In a time when other histories and travelogues are available, accounts that include women as a matter of course, not as a matter of political correctness, because their voices are just as interesting, varied and important as that of men, this absence (across several books) becomes even more glaring.

Somewhere between the polarities of attack and defence, it is important to come to an honest assessment of any writer, especially one with as large and well-frequented a shrine as VS Naipaul, with a balanced assessment of his flaws and continued relevance, as well as his undoubted strengths. The best of Naipaul has been written about, ad infinitum ad nauseum, by his many supporters and chamchas: his need to possess an experience, his belief that the people in the countries he visits are more important than the writer’s personal experiences, the fierce integrity with which he attempts to bring understanding to an emotional experience.

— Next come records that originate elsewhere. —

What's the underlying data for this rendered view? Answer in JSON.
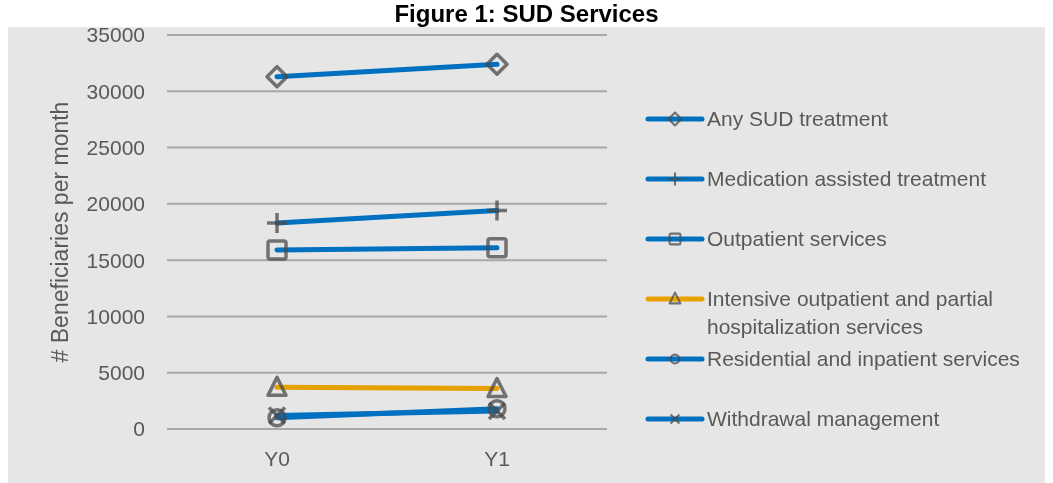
{
  "chart_data": {
    "type": "line",
    "title": "Figure 1: SUD Services",
    "ylabel": "# Beneficiaries per month",
    "categories": [
      "Y0",
      "Y1"
    ],
    "series": [
      {
        "name": "Any SUD treatment",
        "color": "#0070c0",
        "marker": "diamond",
        "values": [
          31300,
          32400
        ]
      },
      {
        "name": "Medication assisted treatment",
        "color": "#0070c0",
        "marker": "plus",
        "values": [
          18300,
          19400
        ]
      },
      {
        "name": "Outpatient services",
        "color": "#0070c0",
        "marker": "square",
        "values": [
          15900,
          16100
        ]
      },
      {
        "name": "Intensive outpatient and partial hospitalization services",
        "color": "#e8a200",
        "marker": "triangle",
        "values": [
          3700,
          3600
        ]
      },
      {
        "name": "Residential and inpatient services",
        "color": "#0070c0",
        "marker": "circle",
        "values": [
          1000,
          1800
        ]
      },
      {
        "name": "Withdrawal management",
        "color": "#0070c0",
        "marker": "cross",
        "values": [
          1200,
          1600
        ]
      }
    ],
    "ylim": [
      0,
      35000
    ],
    "yticks": [
      0,
      5000,
      10000,
      15000,
      20000,
      25000,
      30000,
      35000
    ],
    "grid": "y",
    "legend": "right",
    "line_style": "solid"
  }
}
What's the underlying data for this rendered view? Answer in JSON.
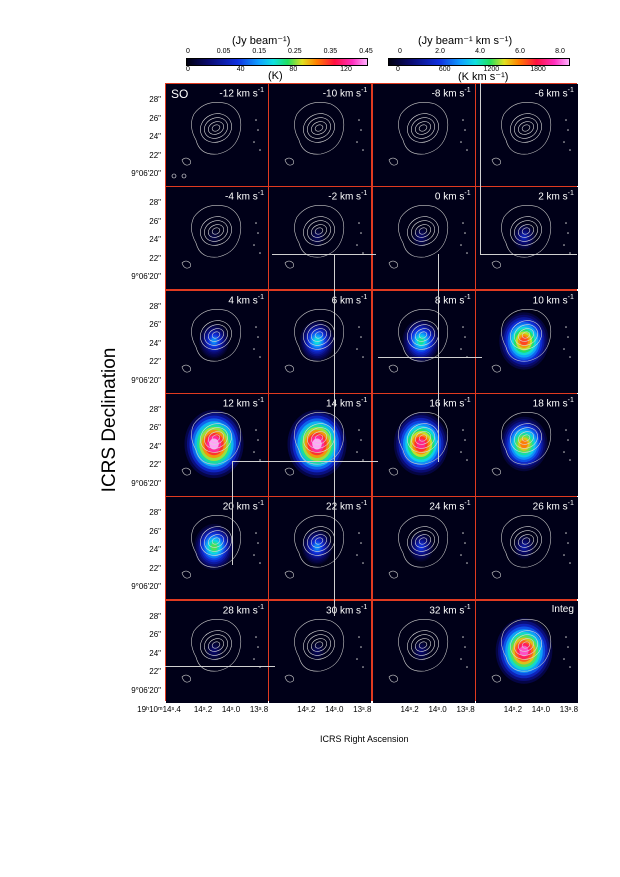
{
  "colorbar_left": {
    "title": "(Jy beam⁻¹)",
    "top_ticks": [
      "0",
      "0.05",
      "0.15",
      "0.25",
      "0.35",
      "0.45"
    ],
    "bottom_ticks": [
      "0",
      "40",
      "80",
      "120"
    ],
    "unit": "(K)"
  },
  "colorbar_right": {
    "title": "(Jy beam⁻¹ km s⁻¹)",
    "top_ticks": [
      "0",
      "2.0",
      "4.0",
      "6.0",
      "8.0"
    ],
    "bottom_ticks": [
      "0",
      "600",
      "1200",
      "1800"
    ],
    "unit": "(K  km s⁻¹)"
  },
  "molecule": "SO",
  "panels": [
    {
      "label": "-12 km s",
      "intensity": 0.0
    },
    {
      "label": "-10 km s",
      "intensity": 0.0
    },
    {
      "label": "-8 km s",
      "intensity": 0.0
    },
    {
      "label": "-6 km s",
      "intensity": 0.0
    },
    {
      "label": "-4 km s",
      "intensity": 0.08
    },
    {
      "label": "-2 km s",
      "intensity": 0.12
    },
    {
      "label": "0 km s",
      "intensity": 0.15
    },
    {
      "label": "2 km s",
      "intensity": 0.25
    },
    {
      "label": "4 km s",
      "intensity": 0.4
    },
    {
      "label": "6 km s",
      "intensity": 0.5
    },
    {
      "label": "8 km s",
      "intensity": 0.55
    },
    {
      "label": "10 km s",
      "intensity": 0.8
    },
    {
      "label": "12 km s",
      "intensity": 1.0
    },
    {
      "label": "14 km s",
      "intensity": 1.0
    },
    {
      "label": "16 km s",
      "intensity": 0.9
    },
    {
      "label": "18 km s",
      "intensity": 0.75
    },
    {
      "label": "20 km s",
      "intensity": 0.6
    },
    {
      "label": "22 km s",
      "intensity": 0.4
    },
    {
      "label": "24 km s",
      "intensity": 0.3
    },
    {
      "label": "26 km s",
      "intensity": 0.22
    },
    {
      "label": "28 km s",
      "intensity": 0.15
    },
    {
      "label": "30 km s",
      "intensity": 0.12
    },
    {
      "label": "32 km s",
      "intensity": 0.15
    },
    {
      "label": "Integ",
      "intensity": 0.95
    }
  ],
  "vel_unit_sup": "-1",
  "y_ticks": [
    "28\"",
    "26\"",
    "24\"",
    "22\"",
    "9°06'20\""
  ],
  "x_ticks": [
    "19ʰ10ᵐ14ˢ.4",
    "14ˢ.2",
    "14ˢ.0",
    "13ˢ.8"
  ],
  "x_ticks_short": [
    "14ˢ.2",
    "14ˢ.0",
    "13ˢ.8"
  ],
  "axis_titles": {
    "y": "ICRS Declination",
    "x": "ICRS Right Ascension"
  }
}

There should be space to talk about, and examine, the worst of Naipaul, his areas of blindness. There is his refusal to engage with the African oral tradition or the Indian syncretic tradition of music, both keys to a world that remains locked and unexplored in his travels. As Karnad asked, what do we—not just the givers of awards, but Naipaul’s readers—think of his “stand that Indian Muslims are raiders and marauders”?

None of these questions are unimportant, and when a new award invites readers to assess the life’s work of a major writer, they shouldn’t complain when readers and writers hold that work up to the light.